Maya, global content manager at a UK-based SaaS company expanding into the US, Australia, and Germany, had 340 copy blocks across the main marketing site — hero sections, feature descriptions, case study summaries, email templates. Getting a localisation agency to adapt all of them for three markets would have taken eight weeks and a budget she didn't have. Running it through a simple translation tool would produce output she'd be embarrassed to publish.

She used AI batch processing to do something in between: intelligent localisation at the speed of translation.

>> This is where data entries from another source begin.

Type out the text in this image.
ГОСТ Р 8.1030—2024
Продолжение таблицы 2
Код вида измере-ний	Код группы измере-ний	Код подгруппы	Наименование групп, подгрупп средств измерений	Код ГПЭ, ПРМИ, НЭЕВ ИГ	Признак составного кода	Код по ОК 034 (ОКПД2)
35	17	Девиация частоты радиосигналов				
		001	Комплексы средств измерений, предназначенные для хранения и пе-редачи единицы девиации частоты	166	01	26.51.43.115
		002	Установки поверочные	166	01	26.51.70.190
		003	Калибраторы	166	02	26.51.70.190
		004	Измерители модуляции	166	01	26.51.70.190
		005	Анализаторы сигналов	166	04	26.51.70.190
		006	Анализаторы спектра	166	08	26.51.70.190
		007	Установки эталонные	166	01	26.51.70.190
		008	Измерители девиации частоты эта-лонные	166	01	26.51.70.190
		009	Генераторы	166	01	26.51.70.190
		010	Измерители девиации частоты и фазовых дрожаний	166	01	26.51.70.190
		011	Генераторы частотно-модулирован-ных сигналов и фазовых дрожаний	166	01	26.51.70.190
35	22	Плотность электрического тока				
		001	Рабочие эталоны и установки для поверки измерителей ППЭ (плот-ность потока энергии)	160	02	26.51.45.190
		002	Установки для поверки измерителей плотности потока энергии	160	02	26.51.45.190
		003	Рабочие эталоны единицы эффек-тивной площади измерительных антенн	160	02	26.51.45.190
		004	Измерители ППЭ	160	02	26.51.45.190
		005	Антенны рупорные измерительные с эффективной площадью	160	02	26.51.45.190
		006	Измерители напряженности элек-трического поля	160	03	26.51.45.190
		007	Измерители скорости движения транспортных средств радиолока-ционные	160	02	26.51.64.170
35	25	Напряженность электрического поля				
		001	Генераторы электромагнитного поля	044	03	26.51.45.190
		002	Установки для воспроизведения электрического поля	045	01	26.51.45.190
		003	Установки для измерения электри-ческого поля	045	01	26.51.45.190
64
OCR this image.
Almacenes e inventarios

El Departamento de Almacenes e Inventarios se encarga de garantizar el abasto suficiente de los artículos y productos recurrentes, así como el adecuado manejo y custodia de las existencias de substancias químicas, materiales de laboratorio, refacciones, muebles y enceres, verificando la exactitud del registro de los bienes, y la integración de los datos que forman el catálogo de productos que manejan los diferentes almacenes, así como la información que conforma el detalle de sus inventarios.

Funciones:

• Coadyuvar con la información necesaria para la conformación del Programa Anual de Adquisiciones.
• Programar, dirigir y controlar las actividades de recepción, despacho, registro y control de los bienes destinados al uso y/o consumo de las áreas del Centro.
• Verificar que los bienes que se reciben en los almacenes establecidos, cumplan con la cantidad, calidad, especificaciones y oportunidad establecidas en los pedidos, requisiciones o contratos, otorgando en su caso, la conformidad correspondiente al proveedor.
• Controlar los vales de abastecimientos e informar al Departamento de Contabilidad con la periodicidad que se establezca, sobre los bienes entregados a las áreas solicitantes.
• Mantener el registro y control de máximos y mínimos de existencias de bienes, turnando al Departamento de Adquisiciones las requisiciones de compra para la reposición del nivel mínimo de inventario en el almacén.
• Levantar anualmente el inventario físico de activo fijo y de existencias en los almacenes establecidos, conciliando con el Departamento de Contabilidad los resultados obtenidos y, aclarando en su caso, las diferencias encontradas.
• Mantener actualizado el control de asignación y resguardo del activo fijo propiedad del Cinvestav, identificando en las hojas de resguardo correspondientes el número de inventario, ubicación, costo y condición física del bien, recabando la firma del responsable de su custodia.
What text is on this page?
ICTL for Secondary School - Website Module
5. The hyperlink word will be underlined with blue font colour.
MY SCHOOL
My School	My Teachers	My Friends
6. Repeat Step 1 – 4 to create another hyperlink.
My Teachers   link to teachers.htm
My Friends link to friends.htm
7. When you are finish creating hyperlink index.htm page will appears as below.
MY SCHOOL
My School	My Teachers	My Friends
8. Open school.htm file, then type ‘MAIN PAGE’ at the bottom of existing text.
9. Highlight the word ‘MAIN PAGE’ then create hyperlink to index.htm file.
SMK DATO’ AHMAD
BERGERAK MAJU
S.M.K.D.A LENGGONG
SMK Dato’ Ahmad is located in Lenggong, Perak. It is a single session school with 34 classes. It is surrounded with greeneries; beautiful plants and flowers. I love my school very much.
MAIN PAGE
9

What localisation actually requires

Before building the spreadsheet, Maya listed the specific adaptations each market needed. This became the foundation of her prompt — localisation rules you haven't articulated can't be applied consistently.

Her notes, condensed:

The German market required the most work — not just translation but a genuine shift in register. German B2B buyers respond to precision and credibility, not enthusiasm. Copy that says "supercharge your workflow" needs to become something closer to "optimise your processes reliably."

Building the spreadsheet

The structure was straightforward. One row per copy block, two columns: the source copy and the target market.

copy_block target_market
Turn any spreadsheet into AI-powered output — at scale, while you get on with your day. US
Turn any spreadsheet into AI-powered output — at scale, while you get on with your day. AU
Turn any spreadsheet into AI-powered output — at scale, while you get on with your day. DE
No API keys. No pipelines. No code. US
No API keys. No pipelines. No code. AU
No API keys. No pipelines. No code. DE

340 copy blocks × 3 markets = 1,020 rows. Each row produced one localised output. The two-column structure meant she could filter the results by market and hand each column directly to the developer building the localised site variants.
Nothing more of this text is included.